CAIRO — Protesters demanding the overthrow of President Hosni Mubarak appeared on Wednesday to have recaptured the initiative in their battle with his government, demonstrating a new ability to mobilize thousands to take over streets of the capital beyond their headquarters at Tahrir Square and to call workers out on strike.

The pressure on Mr. Mubarak intensified as the largest crowd of protesters in two weeks flooded Cairo’s streets on Tuesday and the United States delivered its most specific demands yet, urging swift steps toward democracy. Some of the protesters had been inspired by an emotional interview with an online political organizer on Egypt’s most popular talk show.

At dawn on Wednesday, hundreds of pro-democracy demonstrators remained camped out at the Parliament building, several hundred yards from Tahrir Square, where they had marched for the first time on Tuesday. There were reports of thousands demonstrating in several other cities around the country.

Violent clashes between opponents and supporters of President Mubarak led to more than 70 injuries in recent days, the state-owned newspaper Al Ahram reported. Egyptian government officials said on Wednesday that the protests had spread to the previously quiet, southern region of Upper Egypt, with thousands protesting Tuesday in the city of Wadi El Jedid.

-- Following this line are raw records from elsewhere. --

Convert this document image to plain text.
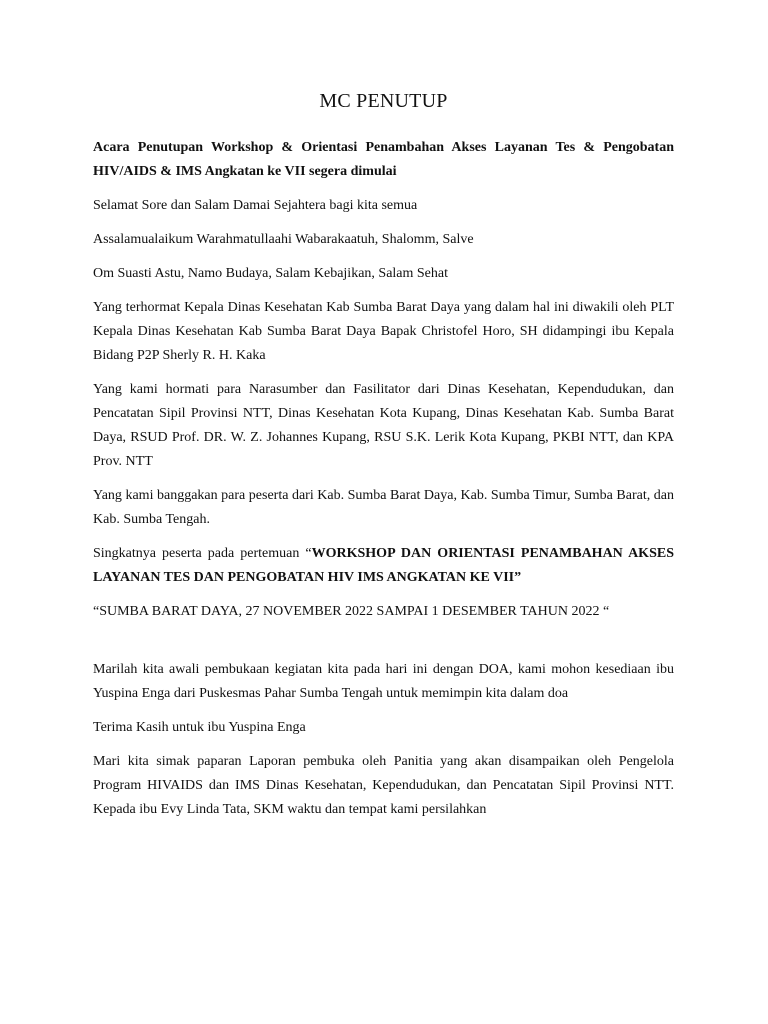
MC PENUTUP
Acara Penutupan Workshop & Orientasi Penambahan Akses Layanan Tes & Pengobatan HIV/AIDS & IMS Angkatan ke VII segera dimulai
Selamat Sore dan Salam Damai Sejahtera bagi kita semua
Assalamualaikum Warahmatullaahi Wabarakaatuh, Shalomm, Salve
Om Suasti Astu, Namo Budaya, Salam Kebajikan, Salam Sehat
Yang terhormat Kepala Dinas Kesehatan Kab Sumba Barat Daya yang dalam hal ini diwakili oleh PLT Kepala Dinas Kesehatan Kab Sumba Barat Daya Bapak Christofel Horo, SH didampingi ibu Kepala Bidang P2P Sherly R. H. Kaka
Yang kami hormati para Narasumber dan Fasilitator dari Dinas Kesehatan, Kependudukan, dan Pencatatan Sipil Provinsi NTT, Dinas Kesehatan Kota Kupang, Dinas Kesehatan Kab. Sumba Barat Daya, RSUD Prof. DR. W. Z. Johannes Kupang, RSU S.K. Lerik Kota Kupang, PKBI NTT, dan KPA Prov. NTT
Yang kami banggakan para peserta dari Kab. Sumba Barat Daya, Kab. Sumba Timur, Sumba Barat, dan Kab. Sumba Tengah.
Singkatnya peserta pada pertemuan “WORKSHOP DAN ORIENTASI PENAMBAHAN AKSES LAYANAN TES DAN PENGOBATAN HIV IMS ANGKATAN KE VII”
“SUMBA BARAT DAYA, 27 NOVEMBER 2022 SAMPAI 1 DESEMBER TAHUN 2022 “
Marilah kita awali pembukaan kegiatan kita pada hari ini dengan DOA, kami mohon kesediaan ibu Yuspina Enga dari Puskesmas Pahar Sumba Tengah untuk memimpin kita dalam doa
Terima Kasih untuk ibu Yuspina Enga
Mari kita simak paparan Laporan pembuka oleh Panitia yang akan disampaikan oleh Pengelola Program HIVAIDS dan IMS Dinas Kesehatan, Kependudukan, dan Pencatatan Sipil Provinsi NTT. Kepada ibu Evy Linda Tata, SKM waktu dan tempat kami persilahkan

One person died and 61 were injured, including seven from gunfire by the authorities, the officials said.

State news organizations reported widespread labor unrest in Cairo and elsewhere. In the most potentially significant action, about 6,000 workers at five service companies owned by the Suez Canal Authority — a major component of the Egyptian economy — began a sit-in on Tuesday night.

More than 2,000 textile workers and others in Suez demonstrated as well, Al Ahram reported, while in Luxor thousands hurt by the collapse of the tourist industry marched to demand government benefits. There was no immediate independent corroboration of the reports. Al Ahram’s coverage was a departure from its usual practice of avoiding reporting that might embarrass the government.

At one factory in the textile town of Mahalla, more than 1,500 workers walked out and blocked roads, continuing a long-running dispute with the owner. And more than 2,000 workers from the Sigma pharmaceutical company in the city of Quesna went on strike while some 5,000 unemployed youth stormed a government building in Aswan, demanding the dismissal of the governor.

In Cairo, sanitation workers demonstrated around their headquarters in Dokki. And more than a hundred journalists gathered in the lobby of Al Ahram itself, denouncing corruption, calling for more press freedom and demanding benefits for two colleagues killed in the Tahrir Square protests.

“Revolution everywhere in Egypt, revolution in Ahram,” they chanted, according to Al Ahram. “No to injustice.”

On Tuesday, in a war of attrition with protesters for public opinion, Egyptian officials sought once more to declare the revolt a thing of the past.

Vice President Omar Suleiman, who is leading an American-endorsed “orderly transition” toward elections in September, said Mr. Mubarak had appointed a committee of judges and legal scholars to propose constitutional amendments.

The committee put Egypt “on the path of peaceful and orderly transition of power,” Mr. Suleiman said on state television.

All the members, however, are considered Mubarak loyalists: many senior judges who owe their prominent positions to Mr. Mubarak, two legal scholars who were members of his cabinet and two others who have already expressed support for gradual change that would leave Mr. Mubarak in office.